La seconda segnalazione è per Top of the Lake, sette puntate per una miniserie che è in tutto un’opera della regista neozelandese Jane Campion (Bright Star, Lezioni di piano), che ha scritto e diretto ogni episodio. Anche in questo caso l’ambiente ha un’importanza primaria: la cittadina di Laketop in Nuova Zelanda è circondata da laghi, montagne, boschi, spazi vuoti e freddi, ed è ulteriormente ghiacciata dalla fotografia di Adam Arkapaw. Il motore dell’azione è nella sparizione di una ragazzina, Tui, giovanissima futura madre. La protagonista è un’investigatrice, interpretata da Elisabeth Moss (Mad Men), tornata nel luogo di nascita anche per fare i conti con un passato tutt’altro che risolto. A definire la storia e il suo mondo sono due figure che si fronteggiano a distanza, impersonate da Peter Mullan, incarnazione dell’anima corrotta del paese, e Holly Hunter, una donna carismatica e disillusa, a capo di una comunità femminile. Il confronto fra uomo e donna guida la visione complessiva, e per quanto sia rimarcata la violenza nell’indole maschile e il sostegno reciproco in quella femminile, la Campion regala un certo grado di ambiguità ad entrambi, e in quello spazio indefinito s’intravede il contatto fra i due mondi.

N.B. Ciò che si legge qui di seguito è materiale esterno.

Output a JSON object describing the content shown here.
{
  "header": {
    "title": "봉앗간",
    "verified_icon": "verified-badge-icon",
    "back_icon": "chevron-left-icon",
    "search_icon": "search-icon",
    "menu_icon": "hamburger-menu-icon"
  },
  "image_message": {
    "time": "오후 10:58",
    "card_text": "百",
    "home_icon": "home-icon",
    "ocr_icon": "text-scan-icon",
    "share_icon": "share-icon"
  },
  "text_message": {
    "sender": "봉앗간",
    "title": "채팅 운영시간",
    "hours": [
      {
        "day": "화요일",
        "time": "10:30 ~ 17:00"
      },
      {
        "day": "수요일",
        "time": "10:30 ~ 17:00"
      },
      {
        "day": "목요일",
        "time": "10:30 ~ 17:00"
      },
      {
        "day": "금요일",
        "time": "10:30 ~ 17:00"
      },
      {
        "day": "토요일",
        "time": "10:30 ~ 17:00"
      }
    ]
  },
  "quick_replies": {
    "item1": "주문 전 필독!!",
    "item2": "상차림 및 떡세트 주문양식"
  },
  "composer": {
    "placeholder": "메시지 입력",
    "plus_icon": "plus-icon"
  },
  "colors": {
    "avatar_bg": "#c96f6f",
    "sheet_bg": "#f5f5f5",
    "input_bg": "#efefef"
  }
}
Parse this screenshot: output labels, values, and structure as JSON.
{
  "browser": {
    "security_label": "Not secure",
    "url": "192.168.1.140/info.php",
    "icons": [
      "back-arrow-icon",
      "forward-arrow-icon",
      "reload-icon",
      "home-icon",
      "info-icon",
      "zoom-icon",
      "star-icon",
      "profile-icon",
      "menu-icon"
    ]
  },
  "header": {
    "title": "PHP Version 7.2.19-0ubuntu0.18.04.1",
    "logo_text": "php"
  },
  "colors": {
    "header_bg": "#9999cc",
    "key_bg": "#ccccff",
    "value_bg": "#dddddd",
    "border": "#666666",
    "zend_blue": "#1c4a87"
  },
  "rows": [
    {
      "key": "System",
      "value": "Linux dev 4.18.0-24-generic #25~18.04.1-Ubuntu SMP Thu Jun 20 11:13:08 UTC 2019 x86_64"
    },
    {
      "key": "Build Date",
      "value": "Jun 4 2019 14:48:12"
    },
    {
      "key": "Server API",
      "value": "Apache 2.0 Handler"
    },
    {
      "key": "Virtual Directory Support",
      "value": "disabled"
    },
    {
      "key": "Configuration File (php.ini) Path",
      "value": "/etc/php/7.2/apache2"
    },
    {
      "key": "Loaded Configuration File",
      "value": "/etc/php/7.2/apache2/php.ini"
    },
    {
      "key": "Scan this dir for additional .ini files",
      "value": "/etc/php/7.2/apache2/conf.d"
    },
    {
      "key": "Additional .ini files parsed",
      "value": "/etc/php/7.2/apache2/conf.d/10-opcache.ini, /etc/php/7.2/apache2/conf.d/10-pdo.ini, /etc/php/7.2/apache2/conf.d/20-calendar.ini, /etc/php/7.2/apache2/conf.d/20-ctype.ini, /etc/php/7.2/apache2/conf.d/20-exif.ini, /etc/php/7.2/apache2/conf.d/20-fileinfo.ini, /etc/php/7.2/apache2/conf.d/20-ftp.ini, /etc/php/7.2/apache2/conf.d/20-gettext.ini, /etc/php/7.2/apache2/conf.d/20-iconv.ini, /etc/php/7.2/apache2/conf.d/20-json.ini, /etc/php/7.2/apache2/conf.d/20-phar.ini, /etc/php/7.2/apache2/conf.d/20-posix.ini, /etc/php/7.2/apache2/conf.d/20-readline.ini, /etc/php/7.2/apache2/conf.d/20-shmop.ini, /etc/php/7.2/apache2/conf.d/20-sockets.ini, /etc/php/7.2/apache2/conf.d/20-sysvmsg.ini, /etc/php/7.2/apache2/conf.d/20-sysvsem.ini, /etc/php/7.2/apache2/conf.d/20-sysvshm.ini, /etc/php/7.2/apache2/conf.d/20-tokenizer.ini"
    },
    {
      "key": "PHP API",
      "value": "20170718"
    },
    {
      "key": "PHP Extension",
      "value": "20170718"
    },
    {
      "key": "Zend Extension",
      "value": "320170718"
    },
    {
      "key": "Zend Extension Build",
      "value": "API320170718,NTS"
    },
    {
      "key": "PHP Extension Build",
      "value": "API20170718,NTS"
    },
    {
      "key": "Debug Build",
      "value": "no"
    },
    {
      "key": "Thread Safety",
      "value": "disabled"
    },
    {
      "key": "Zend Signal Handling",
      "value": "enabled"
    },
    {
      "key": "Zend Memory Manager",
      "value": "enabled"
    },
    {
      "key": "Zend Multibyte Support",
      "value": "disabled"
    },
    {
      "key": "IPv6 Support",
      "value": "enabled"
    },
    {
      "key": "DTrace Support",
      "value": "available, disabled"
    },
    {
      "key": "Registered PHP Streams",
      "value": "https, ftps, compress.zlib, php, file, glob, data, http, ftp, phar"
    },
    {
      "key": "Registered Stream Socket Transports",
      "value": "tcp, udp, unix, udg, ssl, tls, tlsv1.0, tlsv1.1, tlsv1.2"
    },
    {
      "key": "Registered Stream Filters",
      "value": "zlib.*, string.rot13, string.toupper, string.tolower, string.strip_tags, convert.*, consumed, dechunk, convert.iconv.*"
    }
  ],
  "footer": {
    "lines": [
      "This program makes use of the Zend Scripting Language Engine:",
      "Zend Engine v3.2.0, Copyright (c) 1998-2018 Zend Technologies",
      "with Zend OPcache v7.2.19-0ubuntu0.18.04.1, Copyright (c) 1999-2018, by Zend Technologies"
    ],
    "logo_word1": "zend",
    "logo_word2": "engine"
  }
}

La terza e ultima segnalazione ci porta dalle parti dei Coen, e da decenni, ormai, i fratelli del Minnesota sono fra i migliori autori di cinema dell’Occidente. Fargo è una serie in dieci episodi, tutt’ora in corso, che riprende fedelmente il mondo grottesco e minaccioso dipinto dal loro omonimo film del 1996. I Coen compaiono fra i produttori esecutivi, certificazione di qualità che riprende gli intrecci iperreali, la neve, la violenza fra incubo minimalista e fumetto che animavano l’originale. Al centro della scena Billy Bob Thornton, killer da manuale, magnetico e sopra le righe, e Martin – Watson – Freeman. Densa di humour nero e di figure tipicamente (coenianamente) in balia degli eventi, di scene scritte con grande perizia e caratteristi pronti a rubarsi la scena, Fargo, nonostante sia sostanzialmente un film di dieci ore, è un meccanismo compatto e implacabile, da seguire nelle sue ultime evoluzioni.